Paul-Emile Loq de Biosbaudran separated Gadolinia or gadolinium oxide from the ores in 1886. Pure gadolinium was not obtainable until the recent developments of solvent extraction and ion exchange chromatography methods. These methods enable the separation of metals from lanthanide salts. Sulfuric acid, hydrochloric acid and sodium hydroxide extract lanthanide salts from mineral ores. Reduction of the salt gadolinium tri-fluoride, using calcium metal, produces pure gadolinium metal.
Gadolinium is a silvery white colored lustrous metal. It is ferromagnetic (can be attracted by a magnet). While fairly stable in dry air, in moist air a film of gadolinium oxide forms on its surface. This oxide film will “spall off” to reveal fresh metal for further oxidation. Of all the known elements, gadolinium has the highest ability to capture neutrons by thermal capture.
There are seven naturally occurring isotopes of gadolinium. Five of these isotopes are stable while the other two have extremely long half-lives.
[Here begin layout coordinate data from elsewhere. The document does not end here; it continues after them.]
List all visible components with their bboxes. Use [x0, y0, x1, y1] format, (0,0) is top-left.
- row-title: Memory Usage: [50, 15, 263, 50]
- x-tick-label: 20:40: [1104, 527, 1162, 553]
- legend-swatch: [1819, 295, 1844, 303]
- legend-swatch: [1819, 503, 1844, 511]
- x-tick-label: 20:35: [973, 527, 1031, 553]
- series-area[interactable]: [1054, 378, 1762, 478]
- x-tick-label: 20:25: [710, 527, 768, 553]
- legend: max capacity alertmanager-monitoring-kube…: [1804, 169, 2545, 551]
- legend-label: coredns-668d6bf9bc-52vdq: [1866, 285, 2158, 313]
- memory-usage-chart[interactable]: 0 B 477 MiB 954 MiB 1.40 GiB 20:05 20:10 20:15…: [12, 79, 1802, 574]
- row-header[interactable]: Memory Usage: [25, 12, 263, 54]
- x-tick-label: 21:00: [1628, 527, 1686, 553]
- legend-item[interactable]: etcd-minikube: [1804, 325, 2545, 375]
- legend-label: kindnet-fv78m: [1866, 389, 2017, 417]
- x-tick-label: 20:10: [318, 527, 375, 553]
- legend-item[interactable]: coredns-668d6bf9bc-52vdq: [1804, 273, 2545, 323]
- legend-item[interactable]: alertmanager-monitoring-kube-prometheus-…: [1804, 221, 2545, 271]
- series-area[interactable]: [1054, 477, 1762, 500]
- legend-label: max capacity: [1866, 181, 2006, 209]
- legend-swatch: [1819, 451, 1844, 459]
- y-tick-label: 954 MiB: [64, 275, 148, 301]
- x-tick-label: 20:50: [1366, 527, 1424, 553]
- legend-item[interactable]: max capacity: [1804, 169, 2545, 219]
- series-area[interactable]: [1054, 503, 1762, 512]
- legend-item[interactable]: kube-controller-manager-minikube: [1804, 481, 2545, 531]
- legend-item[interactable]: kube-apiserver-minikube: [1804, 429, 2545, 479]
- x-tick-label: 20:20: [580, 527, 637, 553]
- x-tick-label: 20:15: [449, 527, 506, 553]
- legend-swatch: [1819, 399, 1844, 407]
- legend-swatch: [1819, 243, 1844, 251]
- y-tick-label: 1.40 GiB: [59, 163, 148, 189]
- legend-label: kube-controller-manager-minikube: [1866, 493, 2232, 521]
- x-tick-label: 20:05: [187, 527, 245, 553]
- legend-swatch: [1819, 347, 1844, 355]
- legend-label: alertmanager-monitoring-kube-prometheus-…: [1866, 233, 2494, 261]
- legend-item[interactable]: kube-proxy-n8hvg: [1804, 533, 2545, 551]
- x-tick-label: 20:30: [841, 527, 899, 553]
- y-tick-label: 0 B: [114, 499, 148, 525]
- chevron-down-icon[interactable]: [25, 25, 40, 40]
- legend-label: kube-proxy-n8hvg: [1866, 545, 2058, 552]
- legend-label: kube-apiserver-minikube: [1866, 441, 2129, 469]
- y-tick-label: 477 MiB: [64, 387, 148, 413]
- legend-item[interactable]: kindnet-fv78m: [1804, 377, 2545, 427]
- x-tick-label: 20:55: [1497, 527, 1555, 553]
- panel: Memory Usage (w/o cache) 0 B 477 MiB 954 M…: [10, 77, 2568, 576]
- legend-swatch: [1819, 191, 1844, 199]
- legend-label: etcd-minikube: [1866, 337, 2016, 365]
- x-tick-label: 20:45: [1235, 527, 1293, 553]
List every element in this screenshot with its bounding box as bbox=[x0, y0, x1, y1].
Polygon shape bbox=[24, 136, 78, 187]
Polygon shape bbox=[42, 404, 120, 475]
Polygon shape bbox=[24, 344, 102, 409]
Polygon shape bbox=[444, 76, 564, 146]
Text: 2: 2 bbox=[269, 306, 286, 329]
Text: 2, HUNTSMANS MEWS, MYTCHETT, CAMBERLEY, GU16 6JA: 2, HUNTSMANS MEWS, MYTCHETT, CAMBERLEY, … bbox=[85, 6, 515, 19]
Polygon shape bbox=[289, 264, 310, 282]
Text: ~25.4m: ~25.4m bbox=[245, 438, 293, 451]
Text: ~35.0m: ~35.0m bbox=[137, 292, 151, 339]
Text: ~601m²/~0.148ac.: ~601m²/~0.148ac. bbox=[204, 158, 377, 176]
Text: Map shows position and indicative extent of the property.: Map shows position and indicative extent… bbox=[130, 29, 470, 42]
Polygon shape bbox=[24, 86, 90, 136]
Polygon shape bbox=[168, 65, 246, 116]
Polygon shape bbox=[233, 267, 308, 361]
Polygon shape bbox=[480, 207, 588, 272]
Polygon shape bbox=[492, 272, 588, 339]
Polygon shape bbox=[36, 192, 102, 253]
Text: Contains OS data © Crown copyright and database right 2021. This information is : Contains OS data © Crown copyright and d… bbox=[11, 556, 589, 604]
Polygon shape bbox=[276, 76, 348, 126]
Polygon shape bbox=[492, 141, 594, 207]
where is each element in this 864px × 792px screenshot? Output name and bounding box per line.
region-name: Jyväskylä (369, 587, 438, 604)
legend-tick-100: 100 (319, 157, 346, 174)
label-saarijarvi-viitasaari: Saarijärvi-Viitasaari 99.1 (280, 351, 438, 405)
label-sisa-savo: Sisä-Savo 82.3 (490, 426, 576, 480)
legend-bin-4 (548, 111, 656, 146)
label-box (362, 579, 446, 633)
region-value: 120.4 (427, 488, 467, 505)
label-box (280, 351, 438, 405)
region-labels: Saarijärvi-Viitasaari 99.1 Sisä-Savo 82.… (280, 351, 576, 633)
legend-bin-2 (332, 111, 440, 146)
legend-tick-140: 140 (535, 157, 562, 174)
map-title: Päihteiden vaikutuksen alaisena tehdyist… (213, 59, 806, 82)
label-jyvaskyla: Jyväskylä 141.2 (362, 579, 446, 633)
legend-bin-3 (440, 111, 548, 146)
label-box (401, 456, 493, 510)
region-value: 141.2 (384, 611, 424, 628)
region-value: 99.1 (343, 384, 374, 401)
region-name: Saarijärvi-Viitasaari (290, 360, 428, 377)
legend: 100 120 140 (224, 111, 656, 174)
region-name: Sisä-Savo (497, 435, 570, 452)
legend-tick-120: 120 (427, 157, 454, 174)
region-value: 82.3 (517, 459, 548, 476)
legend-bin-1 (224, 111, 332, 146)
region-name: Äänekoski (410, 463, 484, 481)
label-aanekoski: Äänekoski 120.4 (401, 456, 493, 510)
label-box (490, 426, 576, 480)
The most common, naturally occurring isotope is gadolinium-158, which makes up 24.84 % of the total. In order of abundance the rest are gadolinium-160 (21.86 %, unstable), gadolinium-156 (15.65 %), gadolinium-157 (15.65 %), gadolinium-155 (14.80 %), gadolinium-154 (2.18 %) and gadolinium-152 (0.02 %, unstable). There are about thirty other manufactured isotopes of gadolinium with half-lives ranging from about 200 nanoseconds to 48.27 days.
The most common mineral ores used to supply gadolinium are monazite sand and bastnasite. In addition to a number of rare earth elements, monazite sand also contains the highly radioactive element thorium. Therefore, care is essential when extracting rare earth elements from this mineral.
Gadolinium has a number of industrial uses.
* The neutron capture ability of the element is of use in the making of control rods for nuclear reactors. The isotopes best suited for this are gadolinium-155 and gadolinium-157. These isotopes have an abundance of 14.80% and 15.65% respectively. The relatively low amounts of suitable isotopes in the gadolinium rods means that the rods lose their effectiveness fairly quickly and need regular replacement.
* Garnets, made of a mixture gadolinium and yttrium, are used in microwave technology.
* When alloyed to chromium, iron and other metals it improves their workability. Such alloys also have an increased resistance to oxidation and high temperatures.
* Compounds of gadolinium are used as phosphors in color televisions.
* It is used in the production of CD discs.
* Injecting solutions containing gadolinium compounds into patients undergoing Magnetic Resonance Imaging (MRI) improves the definition of the images obtained.